On paper, Lukashenka’s state is thriving. The Ministry of Statistics reports that between January and May, GDP rose by 10.4 percent over the same period last year. Industrial output increased by 13.3 percent compared to an annual target of 8-9 percent, and food production by almost 15 percent (BelTA, June 16, https://news.belta.by/en/news/econom?id=234573). Beneath the façade of growth and progress, however, the energy issue and relationship with Russia is threatening to undermine Belarus.

For one thing, the price of gas is not stable, despite the five-year agreement reached with Russia some 18 months ago, which proposed that the Belarusians should move gradually to payment of world prices to Gazprom by the year 2011. The predicament was illustrated in a press conference given by Russia’s ambassador to Belarus, Aleksandr Surikov, for Russia Day (12 June).

Surikov noted that the Belarusians may still not be paying the highest prices by 2011, because they will not pay customs tariffs or transport expenses as, for example, the Poles will. In 2009, he continued, according to Gazprom’s website, Belarus will pay $200 per 1,000 cubic meters of gas, but in the Belarusian budget only $140 has been allotted for this purpose. Currently, the Belarusians are paying $128 per 1,000 cubic meters and there may be one further rise this year. But the Belarusian side would prefer to return to the earlier price of $119 (Belorusy i Rynok, June 16). Gas prices will clearly play a critical role at the summit. The ambassador made reference to Russia’s decision some years ago to transform its former state-run system to a market economy. Belarus has failed to follow suit. With time and the appropriate changes in Belarus, however, he anticipates that Russia could be purchasing Belarusian tractors at world prices without problems.

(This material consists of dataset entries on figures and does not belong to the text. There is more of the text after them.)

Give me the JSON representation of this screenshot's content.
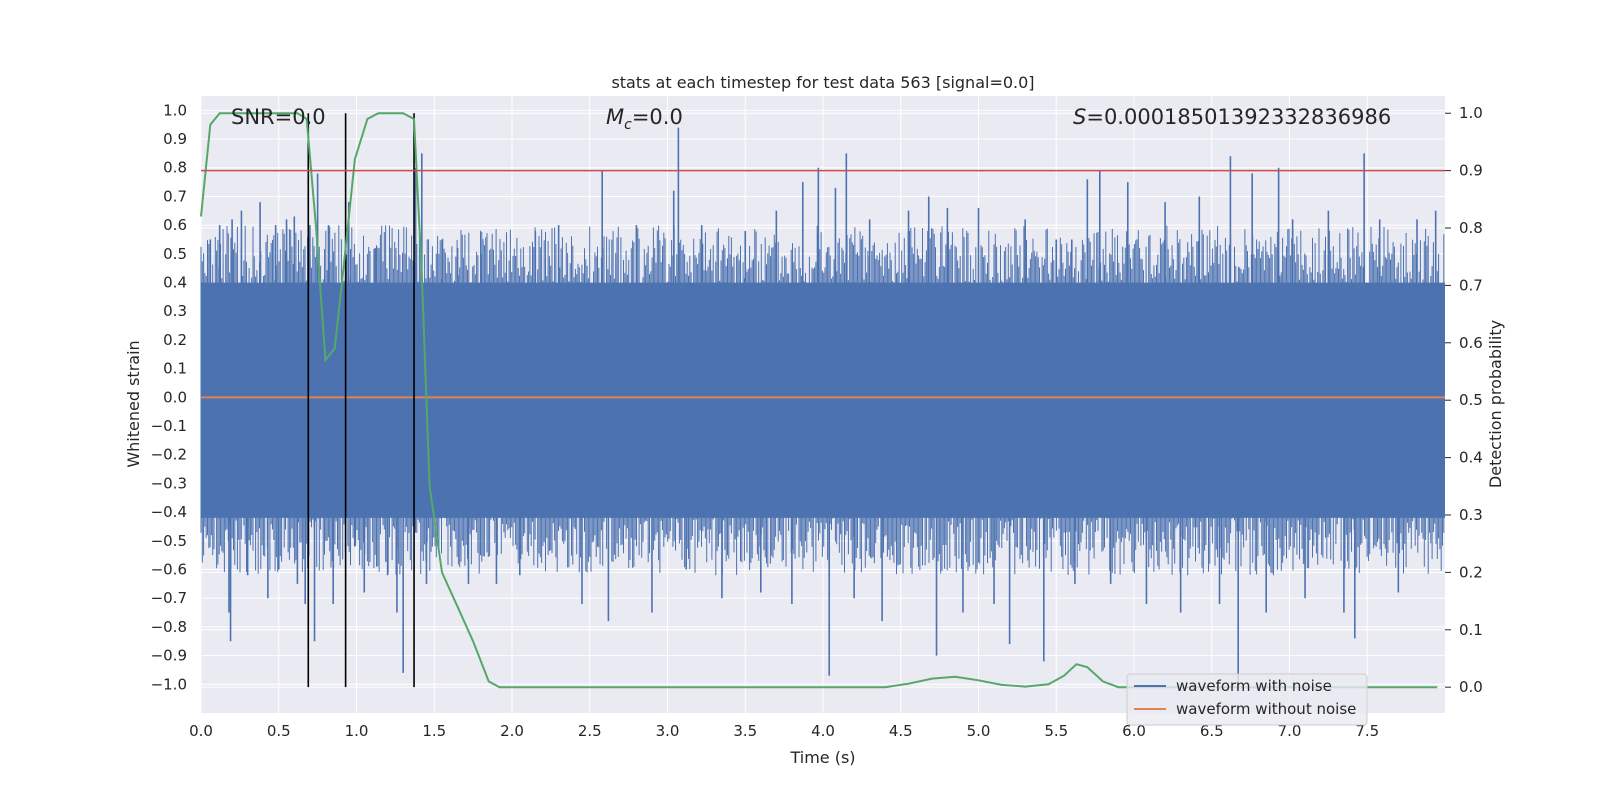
{
  "chart_data": {
    "type": "line",
    "title": "stats at each timestep for test data 563 [signal=0.0]",
    "xlabel": "Time (s)",
    "ylabel_left": "Whitened strain",
    "ylabel_right": "Detection probability",
    "xlim": [
      0.0,
      8.0
    ],
    "ylim_left": [
      -1.1,
      1.05
    ],
    "ylim_right": [
      -0.045,
      1.03
    ],
    "x_ticks": [
      "0.0",
      "0.5",
      "1.0",
      "1.5",
      "2.0",
      "2.5",
      "3.0",
      "3.5",
      "4.0",
      "4.5",
      "5.0",
      "5.5",
      "6.0",
      "6.5",
      "7.0",
      "7.5"
    ],
    "y_ticks_left": [
      "1.0",
      "0.9",
      "0.8",
      "0.7",
      "0.6",
      "0.5",
      "0.4",
      "0.3",
      "0.2",
      "0.1",
      "0.0",
      "−0.1",
      "−0.2",
      "−0.3",
      "−0.4",
      "−0.5",
      "−0.6",
      "−0.7",
      "−0.8",
      "−0.9",
      "−1.0"
    ],
    "y_ticks_right": [
      "1.0",
      "0.9",
      "0.8",
      "0.7",
      "0.6",
      "0.5",
      "0.4",
      "0.3",
      "0.2",
      "0.1",
      "0.0"
    ],
    "annotations": {
      "snr": "SNR=0.0",
      "mc_symbol": "M",
      "mc_subscript": "c",
      "mc_value": "=0.0",
      "s_symbol": "S",
      "s_value": "=0.00018501392332836986"
    },
    "threshold_right": 0.9,
    "vertical_lines_x": [
      0.69,
      0.93,
      1.37
    ],
    "series": [
      {
        "name": "waveform with noise",
        "color": "#4c72b0",
        "axis": "left",
        "envelope_upper": 0.4,
        "envelope_lower": -0.42
      },
      {
        "name": "waveform without noise",
        "color": "#dd8452",
        "axis": "left",
        "values_constant": 0.0
      },
      {
        "name": "Detection probability",
        "color": "#55a868",
        "axis": "right",
        "x": [
          0.0,
          0.06,
          0.12,
          0.25,
          0.4,
          0.55,
          0.62,
          0.68,
          0.74,
          0.8,
          0.86,
          0.92,
          0.99,
          1.07,
          1.14,
          1.22,
          1.3,
          1.37,
          1.42,
          1.47,
          1.55,
          1.65,
          1.75,
          1.85,
          1.92,
          2.0,
          2.5,
          3.0,
          3.5,
          4.0,
          4.4,
          4.55,
          4.7,
          4.85,
          5.0,
          5.15,
          5.3,
          5.45,
          5.55,
          5.63,
          5.7,
          5.8,
          5.9,
          6.0,
          6.5,
          7.0,
          7.5,
          7.95
        ],
        "y": [
          0.82,
          0.98,
          1.0,
          1.0,
          1.0,
          1.0,
          1.0,
          0.99,
          0.8,
          0.57,
          0.59,
          0.74,
          0.92,
          0.99,
          1.0,
          1.0,
          1.0,
          0.99,
          0.72,
          0.35,
          0.2,
          0.14,
          0.08,
          0.01,
          0.0,
          0.0,
          0.0,
          0.0,
          0.0,
          0.0,
          0.0,
          0.006,
          0.015,
          0.018,
          0.012,
          0.004,
          0.001,
          0.005,
          0.02,
          0.04,
          0.035,
          0.01,
          0.0,
          0.0,
          0.0,
          0.0,
          0.0,
          0.0
        ]
      },
      {
        "name": "Threshold",
        "color": "#c44e52",
        "axis": "right",
        "value": 0.9
      }
    ],
    "noise_spikes": [
      {
        "x": 0.06,
        "y": 0.55
      },
      {
        "x": 0.12,
        "y": 0.6
      },
      {
        "x": 0.18,
        "y": -0.75
      },
      {
        "x": 0.2,
        "y": 0.62
      },
      {
        "x": 0.19,
        "y": -0.85
      },
      {
        "x": 0.26,
        "y": 0.65
      },
      {
        "x": 0.3,
        "y": -0.62
      },
      {
        "x": 0.38,
        "y": 0.68
      },
      {
        "x": 0.43,
        "y": -0.7
      },
      {
        "x": 0.48,
        "y": 0.6
      },
      {
        "x": 0.5,
        "y": -0.6
      },
      {
        "x": 0.55,
        "y": 0.62
      },
      {
        "x": 0.6,
        "y": 0.63
      },
      {
        "x": 0.62,
        "y": -0.65
      },
      {
        "x": 0.67,
        "y": -0.72
      },
      {
        "x": 0.7,
        "y": 0.6
      },
      {
        "x": 0.75,
        "y": 0.78
      },
      {
        "x": 0.73,
        "y": -0.85
      },
      {
        "x": 0.82,
        "y": 0.6
      },
      {
        "x": 0.85,
        "y": -0.72
      },
      {
        "x": 0.95,
        "y": 0.68
      },
      {
        "x": 0.99,
        "y": -0.52
      },
      {
        "x": 1.05,
        "y": -0.68
      },
      {
        "x": 1.12,
        "y": 0.52
      },
      {
        "x": 1.2,
        "y": -0.62
      },
      {
        "x": 1.26,
        "y": -0.75
      },
      {
        "x": 1.3,
        "y": -0.96
      },
      {
        "x": 1.38,
        "y": 0.8
      },
      {
        "x": 1.42,
        "y": 0.85
      },
      {
        "x": 1.45,
        "y": -0.65
      },
      {
        "x": 1.55,
        "y": 0.55
      },
      {
        "x": 1.65,
        "y": 0.52
      },
      {
        "x": 1.72,
        "y": -0.65
      },
      {
        "x": 1.8,
        "y": 0.5
      },
      {
        "x": 1.9,
        "y": -0.65
      },
      {
        "x": 2.05,
        "y": -0.62
      },
      {
        "x": 2.15,
        "y": 0.58
      },
      {
        "x": 2.3,
        "y": 0.6
      },
      {
        "x": 2.45,
        "y": -0.72
      },
      {
        "x": 2.58,
        "y": 0.79
      },
      {
        "x": 2.62,
        "y": -0.78
      },
      {
        "x": 2.8,
        "y": 0.6
      },
      {
        "x": 2.9,
        "y": -0.75
      },
      {
        "x": 3.04,
        "y": 0.72
      },
      {
        "x": 3.07,
        "y": 0.94
      },
      {
        "x": 3.12,
        "y": -0.6
      },
      {
        "x": 3.22,
        "y": 0.6
      },
      {
        "x": 3.35,
        "y": -0.7
      },
      {
        "x": 3.5,
        "y": 0.58
      },
      {
        "x": 3.6,
        "y": -0.68
      },
      {
        "x": 3.7,
        "y": 0.65
      },
      {
        "x": 3.8,
        "y": -0.72
      },
      {
        "x": 3.87,
        "y": 0.75
      },
      {
        "x": 3.97,
        "y": 0.8
      },
      {
        "x": 4.04,
        "y": -0.97
      },
      {
        "x": 4.08,
        "y": 0.73
      },
      {
        "x": 4.15,
        "y": 0.85
      },
      {
        "x": 4.2,
        "y": -0.7
      },
      {
        "x": 4.3,
        "y": 0.62
      },
      {
        "x": 4.38,
        "y": -0.78
      },
      {
        "x": 4.55,
        "y": 0.65
      },
      {
        "x": 4.68,
        "y": 0.7
      },
      {
        "x": 4.73,
        "y": -0.9
      },
      {
        "x": 4.8,
        "y": 0.66
      },
      {
        "x": 4.9,
        "y": -0.75
      },
      {
        "x": 5.0,
        "y": 0.66
      },
      {
        "x": 5.1,
        "y": -0.72
      },
      {
        "x": 5.2,
        "y": -0.86
      },
      {
        "x": 5.3,
        "y": 0.62
      },
      {
        "x": 5.42,
        "y": -0.92
      },
      {
        "x": 5.5,
        "y": 0.55
      },
      {
        "x": 5.6,
        "y": 0.55
      },
      {
        "x": 5.62,
        "y": -0.65
      },
      {
        "x": 5.7,
        "y": 0.76
      },
      {
        "x": 5.78,
        "y": 0.79
      },
      {
        "x": 5.85,
        "y": -0.65
      },
      {
        "x": 5.96,
        "y": 0.75
      },
      {
        "x": 6.08,
        "y": -0.72
      },
      {
        "x": 6.2,
        "y": 0.68
      },
      {
        "x": 6.3,
        "y": -0.75
      },
      {
        "x": 6.42,
        "y": 0.7
      },
      {
        "x": 6.55,
        "y": -0.72
      },
      {
        "x": 6.62,
        "y": 0.84
      },
      {
        "x": 6.67,
        "y": -1.0
      },
      {
        "x": 6.76,
        "y": 0.78
      },
      {
        "x": 6.85,
        "y": -0.75
      },
      {
        "x": 6.93,
        "y": 0.8
      },
      {
        "x": 7.02,
        "y": 0.62
      },
      {
        "x": 7.1,
        "y": -0.7
      },
      {
        "x": 7.25,
        "y": 0.65
      },
      {
        "x": 7.35,
        "y": -0.75
      },
      {
        "x": 7.42,
        "y": -0.84
      },
      {
        "x": 7.48,
        "y": 0.85
      },
      {
        "x": 7.58,
        "y": 0.62
      },
      {
        "x": 7.7,
        "y": -0.68
      },
      {
        "x": 7.82,
        "y": 0.62
      },
      {
        "x": 7.94,
        "y": 0.65
      }
    ]
  },
  "legend": {
    "items": [
      {
        "label": "waveform with noise",
        "color": "#4c72b0"
      },
      {
        "label": "waveform without noise",
        "color": "#dd8452"
      }
    ]
  }
}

It is also prognosticated that the summit will broach military-security questions, following up on the meeting between former president Vladimir Putin and Lukashenka last December. The Russians are currently competing for the tender of the announced nuclear power station in Belarus, though to date no site has been selected for this enterprise.

Are the two leaders on a fence-mending exercise? Medvedev has no doubt noted the latest EU overtures to Belarus, which include a Polish-Swedish plan for an “Eastern Partnership” program that would encompass this formerly isolated country and offer assistance toward future EU membership, provided that the Belarusian side indicates goodwill and progress toward democracy (Belorusskie Novosti at www.naviny.by, June 2). Lukashenka has also declared his intention to run for a fourth term as president in 2011 (www.charter97.org, June 14),

It is evident therefore that despite official frustration with the situation in Belarus, it is in Russia’s interests to hold a bilateral meeting at this time. It will be only the second public meeting between the two leaders and will initiate future relations between two personalities, who are likely to head their nations in the coming years, while serving to counter new initiatives toward Belarus from the EU. One can posit that Russia will need to move carefully in political relations, while encouraging Russian companies to exploit Belarus’s profitable oil refining, sugar and machine-building enterprises.

As for Belarus, Lukashenka uses such high-level meetings to enhance his prestige and to demonstrate his strength vis-à-vis Russia. Amid a longstanding diplomatic dispute that he has initiated with the United States (whose embassy staff has been reduced to just five people), he also needs Russian support. Yet the summit is likely to have more symbolic than real significance as neither side is likely to move far on crucial issues.